The ranking of reference gene stability in the abdominal tissues of laboratory-reared and field-collected beetles resulted in a different pattern compared to the other tissue types. In particular, the reference gene EF1α was placed in a final ranking of first and third position for thorax + abdominal tissues from laboratory-reared and field-collected X. germanus, respectively (Table 2). A final ranking of first and second position was also assigned to the reference gene AK for thorax + abdominal tissues from field-collected and laboratory-reared specimens, respectively.

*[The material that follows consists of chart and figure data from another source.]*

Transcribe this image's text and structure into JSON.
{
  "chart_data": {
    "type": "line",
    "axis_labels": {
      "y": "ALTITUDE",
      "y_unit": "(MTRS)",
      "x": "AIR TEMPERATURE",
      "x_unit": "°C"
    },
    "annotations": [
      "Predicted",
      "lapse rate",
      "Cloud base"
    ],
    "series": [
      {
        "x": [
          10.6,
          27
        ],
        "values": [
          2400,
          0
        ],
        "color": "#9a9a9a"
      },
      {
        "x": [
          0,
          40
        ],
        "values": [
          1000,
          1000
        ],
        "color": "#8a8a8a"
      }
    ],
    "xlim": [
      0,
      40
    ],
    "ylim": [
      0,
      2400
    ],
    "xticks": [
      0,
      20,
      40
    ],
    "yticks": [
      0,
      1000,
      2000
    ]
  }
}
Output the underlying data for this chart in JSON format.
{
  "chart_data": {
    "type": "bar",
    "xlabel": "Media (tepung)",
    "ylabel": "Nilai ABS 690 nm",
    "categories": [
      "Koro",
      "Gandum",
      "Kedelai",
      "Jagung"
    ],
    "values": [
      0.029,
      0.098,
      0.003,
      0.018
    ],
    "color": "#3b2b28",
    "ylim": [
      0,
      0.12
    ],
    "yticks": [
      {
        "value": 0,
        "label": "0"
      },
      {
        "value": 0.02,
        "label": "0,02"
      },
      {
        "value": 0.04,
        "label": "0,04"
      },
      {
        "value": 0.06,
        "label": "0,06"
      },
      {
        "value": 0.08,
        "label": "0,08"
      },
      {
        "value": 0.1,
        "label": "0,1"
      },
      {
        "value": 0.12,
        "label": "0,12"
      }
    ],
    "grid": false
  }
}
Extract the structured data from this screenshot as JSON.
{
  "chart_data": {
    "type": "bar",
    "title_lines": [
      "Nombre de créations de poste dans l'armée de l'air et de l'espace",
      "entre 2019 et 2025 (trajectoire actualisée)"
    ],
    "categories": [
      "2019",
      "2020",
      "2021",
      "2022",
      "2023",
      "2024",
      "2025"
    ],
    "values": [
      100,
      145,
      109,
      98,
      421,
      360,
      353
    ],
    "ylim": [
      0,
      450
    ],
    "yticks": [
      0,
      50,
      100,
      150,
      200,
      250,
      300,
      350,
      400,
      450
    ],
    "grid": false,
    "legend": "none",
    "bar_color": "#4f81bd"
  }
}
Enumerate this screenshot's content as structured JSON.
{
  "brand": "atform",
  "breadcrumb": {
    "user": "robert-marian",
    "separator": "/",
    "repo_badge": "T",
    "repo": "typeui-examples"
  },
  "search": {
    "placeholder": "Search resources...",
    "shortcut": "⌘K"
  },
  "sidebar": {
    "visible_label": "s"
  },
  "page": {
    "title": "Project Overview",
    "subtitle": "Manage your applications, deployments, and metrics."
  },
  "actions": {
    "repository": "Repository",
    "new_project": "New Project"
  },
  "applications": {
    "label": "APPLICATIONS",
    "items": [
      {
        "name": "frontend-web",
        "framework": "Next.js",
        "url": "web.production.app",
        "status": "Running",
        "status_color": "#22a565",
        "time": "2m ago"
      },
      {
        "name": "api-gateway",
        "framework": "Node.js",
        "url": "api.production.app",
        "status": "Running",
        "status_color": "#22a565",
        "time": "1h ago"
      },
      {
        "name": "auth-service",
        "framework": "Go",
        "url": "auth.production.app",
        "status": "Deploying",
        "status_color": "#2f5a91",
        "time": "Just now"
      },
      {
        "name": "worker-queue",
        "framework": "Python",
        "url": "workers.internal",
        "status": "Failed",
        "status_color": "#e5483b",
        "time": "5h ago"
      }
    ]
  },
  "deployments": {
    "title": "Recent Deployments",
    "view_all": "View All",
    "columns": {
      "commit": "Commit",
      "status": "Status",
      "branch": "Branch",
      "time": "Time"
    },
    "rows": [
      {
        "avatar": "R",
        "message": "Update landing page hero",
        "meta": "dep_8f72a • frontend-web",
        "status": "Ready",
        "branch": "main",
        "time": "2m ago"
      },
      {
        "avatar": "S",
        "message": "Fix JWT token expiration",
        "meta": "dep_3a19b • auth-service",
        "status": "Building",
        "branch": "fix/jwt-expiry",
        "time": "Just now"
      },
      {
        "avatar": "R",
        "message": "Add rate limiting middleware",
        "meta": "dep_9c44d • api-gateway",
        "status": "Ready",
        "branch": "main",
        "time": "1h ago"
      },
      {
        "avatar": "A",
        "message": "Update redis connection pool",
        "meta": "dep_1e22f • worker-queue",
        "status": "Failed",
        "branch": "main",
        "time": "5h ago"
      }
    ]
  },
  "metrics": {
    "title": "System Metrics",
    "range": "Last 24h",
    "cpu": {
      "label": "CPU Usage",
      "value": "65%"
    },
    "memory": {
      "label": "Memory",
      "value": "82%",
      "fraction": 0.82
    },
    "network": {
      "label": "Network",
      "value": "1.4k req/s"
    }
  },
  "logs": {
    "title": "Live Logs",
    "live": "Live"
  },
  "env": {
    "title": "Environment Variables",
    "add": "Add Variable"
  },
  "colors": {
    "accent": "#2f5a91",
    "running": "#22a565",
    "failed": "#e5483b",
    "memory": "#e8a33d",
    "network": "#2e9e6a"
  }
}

We selected CO1 as the primary reference gene for subsequent transcriptome analyses involving the mycangium from X. germanus since it was generally ranked in first or second place by RefFinder for the dissected tissues containing mycangia. Similarly, Ridgeway and Timm [38] found CO1 to have comparatively stable expression in the whole body tissue of Thaumatotibia leucotreta (Meyrick) by the three algorithms GeNorm, NormFinder, and BestKeeper. The reference genes 28S rRNA, AK, or CAD could be used as secondary reference genes in support of CO1 since using two or more reference genes can improve the reliability of results during gene expression studies [34,35,36,37,39]. The reference gene AK might be the most suitable choice since previous studies have found unstable gene expression of 28S rRNA and CAD in insects [40,41,42]. Our current study identified EF1α as the most unstable reference gene for tissue types containing mycangia.

4. Conclusions

Identifying reference genes with stable and consistent expression is necessary to normalize the expression of target genes when using RT-qPCR [34]. Since a “universal” reference gene has not been identified [34], it is important to assess reference gene stability within selected insect tissues and according to experimental treatments. Based on phylogenetic studies by Dole et al. [25] that sequenced nuclear and mitochondrial genes in X. germanus and other Scolytinae, we examined the expression of five reference genes consisting of two protein-encoding genes (AK and CAD), a ribosomal-encoding gene (28S rRNA), a mitochondrial gene (CO1), and a nuclear protein-encoding gene elongation factor (EF1α). Specific treatments were not imposed on X. germanus as part of our current study, but the experimental design did incorporate laboratory-reared and field-collected beetles as two different sources of specimens for assessing reference gene stability. In preparation for tissue-specific transcriptome analyses, we characterized reference gene stability in the whole body, head + pronotum, deflated mycangium + scutellum, inflated mycangium + scutellum, inflated mycangium alone, and inflated mycangium + scutellum + thorax (excluding the pronotum) + abdomen. Based on rankings from the four individual algorithms (i.e., GeNorm, NormFinder, BestKeeper, ΔCt) and the comprehensive RefFinder analysis, we interpreted CO1 and AK as the two most stable reference genes for subsequent gene expression studies focused on the mycangium of X. germanus.